A delicious medley of noodles, tender seared chicken, juicy king prawns and vegetables in a spicy oriental style curry sauce.


  • 250g dried medium egg noodles
  • low calorie cooking spray
  • 2 skinless and boneless chicken breasts, cut into strips
  • 150g peeled raw king or tiger prawns
  • 1 carrot, peeled and cut into matchsticks
  • 1 red pepper, de-seeded and cut into strips
  • 1 yellow pepper, de-seeded and cut into strips
  • 1 onion, thinly sliced
  • 8 spring onions, trimmed and roughly chopped
  • 100g frozen peas
  • Half a red chilli, de-seeded and finely chopped, plus sliced chilli to serve
  • 3 garlic cloves, finely chopped
  • 20g root ginger, peeled and finely chopped
  • 1 heaped tbsp medium curry powder
  • 1 chicken stock cube, crumbled
  • 3 tbsp light soy sauce


  1. Cook the noodles according to the pack instructions, drain and set aside.

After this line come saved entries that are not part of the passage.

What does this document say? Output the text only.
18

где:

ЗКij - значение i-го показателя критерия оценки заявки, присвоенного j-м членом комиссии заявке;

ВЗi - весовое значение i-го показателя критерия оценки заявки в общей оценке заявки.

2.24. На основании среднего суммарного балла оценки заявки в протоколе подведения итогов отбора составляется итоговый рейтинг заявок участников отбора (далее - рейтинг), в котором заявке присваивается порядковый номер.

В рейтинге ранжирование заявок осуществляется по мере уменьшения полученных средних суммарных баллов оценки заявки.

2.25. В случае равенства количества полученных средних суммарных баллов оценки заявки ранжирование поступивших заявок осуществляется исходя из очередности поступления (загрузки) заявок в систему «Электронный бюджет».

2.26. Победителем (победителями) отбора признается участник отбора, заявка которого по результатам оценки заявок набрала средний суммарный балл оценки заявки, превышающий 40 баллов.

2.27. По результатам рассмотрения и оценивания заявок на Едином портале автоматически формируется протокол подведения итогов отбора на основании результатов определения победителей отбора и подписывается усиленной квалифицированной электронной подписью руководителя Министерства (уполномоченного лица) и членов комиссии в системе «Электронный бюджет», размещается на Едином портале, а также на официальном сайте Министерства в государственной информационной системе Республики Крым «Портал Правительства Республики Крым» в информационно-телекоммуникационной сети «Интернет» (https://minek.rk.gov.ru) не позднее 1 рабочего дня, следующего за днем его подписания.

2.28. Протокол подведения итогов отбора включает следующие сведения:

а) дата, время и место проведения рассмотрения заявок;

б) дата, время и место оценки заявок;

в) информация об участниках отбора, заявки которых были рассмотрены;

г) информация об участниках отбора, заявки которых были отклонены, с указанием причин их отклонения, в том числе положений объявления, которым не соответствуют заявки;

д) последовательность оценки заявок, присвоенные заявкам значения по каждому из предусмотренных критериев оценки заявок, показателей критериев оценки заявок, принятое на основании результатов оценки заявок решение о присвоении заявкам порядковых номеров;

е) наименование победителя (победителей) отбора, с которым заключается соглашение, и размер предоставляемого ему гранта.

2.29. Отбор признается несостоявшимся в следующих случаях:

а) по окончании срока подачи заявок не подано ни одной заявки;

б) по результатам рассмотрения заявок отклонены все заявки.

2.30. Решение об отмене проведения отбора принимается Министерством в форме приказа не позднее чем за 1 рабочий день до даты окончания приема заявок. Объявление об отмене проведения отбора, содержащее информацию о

  2. Meanwhile, heat a large non-stick wok over a high heat. When hot, spray with low calorie cooking spray and add the chicken. Stir-fry for 1 minute then add the prawns and stir-fry for a further 2 minutes. Remove the chicken and prawns from the pan and set aside.
  3. Spray the wok with more low calorie cooking spray. Add the carrot, peppers, onions, spring onions and peas and stir-fry for 3 minutes, adding the chilli, garlic and ginger for the last minute.
  4. Add the curry powder and stir-fry for 30 seconds before adding 200ml of water, the stock cube and the soy sauce. Cook for 3 minutes, returning the chicken and prawns to the wok 1 minute before the end.
  5. When everything is piping hot and the chicken is cooked through, toss through the cooked noodles and serve hot, with sliced chilli on the side.